While you MUST begin distributions from your IRA/401k at age 72, you CAN take distributions without penalty much sooner.  To be clear, we are not advocating unnecessary spending.  Instead, you simply take those distributions, pay the taxes, and make deposits to other types of accounts to continue investing.

  • Age 59 ½:   Once a saver reaches the age of 59 ½, the 10% penalty on distributions from your pretax savings no longer applies.   Then the funds can be used in other types of investments.
  • Series of Substantial Equal Payments Exception:  This is a tactic which will allow a saver to tap into the IRA before age 59 ½ without triggering a penalty.  It is a complex technique and will not be for everyone, but it is an option, particularly for a saver with a very large IRA during years of modest income.
  • Roth Conversions:  A saver can move funds from an IRA to a Roth IRA at any time, as long as the taxes can be paid from earnings and not from the IRA itself.

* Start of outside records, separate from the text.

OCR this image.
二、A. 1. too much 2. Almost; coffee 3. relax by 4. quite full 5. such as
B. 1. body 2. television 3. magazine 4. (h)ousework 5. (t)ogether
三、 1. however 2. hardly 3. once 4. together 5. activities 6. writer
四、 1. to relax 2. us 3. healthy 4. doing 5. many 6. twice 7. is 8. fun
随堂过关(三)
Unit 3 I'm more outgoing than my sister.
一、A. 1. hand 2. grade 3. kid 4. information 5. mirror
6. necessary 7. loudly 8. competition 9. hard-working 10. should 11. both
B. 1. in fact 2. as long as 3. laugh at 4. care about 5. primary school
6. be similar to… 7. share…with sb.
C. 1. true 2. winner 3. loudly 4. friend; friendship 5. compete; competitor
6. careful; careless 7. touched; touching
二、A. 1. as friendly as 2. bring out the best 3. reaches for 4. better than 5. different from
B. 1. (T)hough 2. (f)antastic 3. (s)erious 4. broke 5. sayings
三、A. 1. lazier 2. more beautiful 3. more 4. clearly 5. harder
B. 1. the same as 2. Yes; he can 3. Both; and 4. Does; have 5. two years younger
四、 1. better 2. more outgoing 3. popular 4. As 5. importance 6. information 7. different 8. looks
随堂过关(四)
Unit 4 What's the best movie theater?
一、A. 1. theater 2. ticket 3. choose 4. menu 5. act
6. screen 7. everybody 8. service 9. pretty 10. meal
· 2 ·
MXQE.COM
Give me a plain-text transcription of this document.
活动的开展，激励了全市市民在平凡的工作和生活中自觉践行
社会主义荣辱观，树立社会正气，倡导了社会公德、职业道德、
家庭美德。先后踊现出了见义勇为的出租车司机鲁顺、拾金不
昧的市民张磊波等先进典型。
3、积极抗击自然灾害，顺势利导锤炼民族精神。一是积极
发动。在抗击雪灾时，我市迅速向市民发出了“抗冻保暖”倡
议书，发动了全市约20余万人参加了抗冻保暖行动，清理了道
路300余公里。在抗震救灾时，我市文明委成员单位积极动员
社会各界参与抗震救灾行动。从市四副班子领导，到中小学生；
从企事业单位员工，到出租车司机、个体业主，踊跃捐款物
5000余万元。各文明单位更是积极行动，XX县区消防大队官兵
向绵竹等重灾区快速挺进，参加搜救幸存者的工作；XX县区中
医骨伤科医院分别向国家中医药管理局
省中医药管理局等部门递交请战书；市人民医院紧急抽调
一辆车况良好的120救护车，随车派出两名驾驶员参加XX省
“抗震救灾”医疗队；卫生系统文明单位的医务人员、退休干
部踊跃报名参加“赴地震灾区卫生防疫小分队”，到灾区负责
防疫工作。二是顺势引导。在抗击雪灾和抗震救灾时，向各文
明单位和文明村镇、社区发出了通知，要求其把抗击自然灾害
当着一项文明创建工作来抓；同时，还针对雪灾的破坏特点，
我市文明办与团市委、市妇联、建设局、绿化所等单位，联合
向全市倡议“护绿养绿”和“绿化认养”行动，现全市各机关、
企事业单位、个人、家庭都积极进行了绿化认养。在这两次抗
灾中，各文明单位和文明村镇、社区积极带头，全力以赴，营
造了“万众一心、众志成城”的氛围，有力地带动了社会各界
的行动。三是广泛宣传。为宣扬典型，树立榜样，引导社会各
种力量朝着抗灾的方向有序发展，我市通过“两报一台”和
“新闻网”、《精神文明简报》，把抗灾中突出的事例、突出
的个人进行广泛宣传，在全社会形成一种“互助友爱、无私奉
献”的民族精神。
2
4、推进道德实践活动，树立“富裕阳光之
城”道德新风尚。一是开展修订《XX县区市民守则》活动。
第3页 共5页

Other tax-friendly options if one is spending money anyway:

  • Qualified Higher Education Expenses:  For a saver with a very large IRA, paying higher education expenses for a loved one will allow you to distribute funds without penalty.
  • Qualified Charitable Deduction (QCD):  If RMDs have already begun and the saver is giving to charity, distributions sent directly from the IRA to the charity are NOT TAXABLE.

Why We like Roth IRAs and Taxable Accounts for Retirement Distributions

When a distribution is made from an IRA, taxes on future earnings stop.   When those funds are deposited instead to a Roth IRA, the funds grow tax-free. Future distributions, if all rules are met, are completely tax-free.  

When the IRA distribution is deposited into a taxable brokerage account, only the dividends and interest are taxed each year as well as any realized capital gains (the difference between what was paid for an asset and its sale price).  It is possible to control these taxes to an extent.

*Speak with your tax advisor about what makes sense for your individual situation on an annual basis.

Propel Loves Planning

In short, there is never one right answer for all savers, and there are a lot of options available.  Recently, I gave a presentation to a group of savers.  One attendee came up to me afterwards and said that she attended a free dinner where “an advisor” recommended that everyone convert all IRAs to Roth IRAs immediately.  While we advocate Roth conversions, we would never make such a statement.  We consider it unethical and impractical.

Our advice is to be proactive and work with a trusted advisor who can navigate these complexities with an individual’s situation in mind.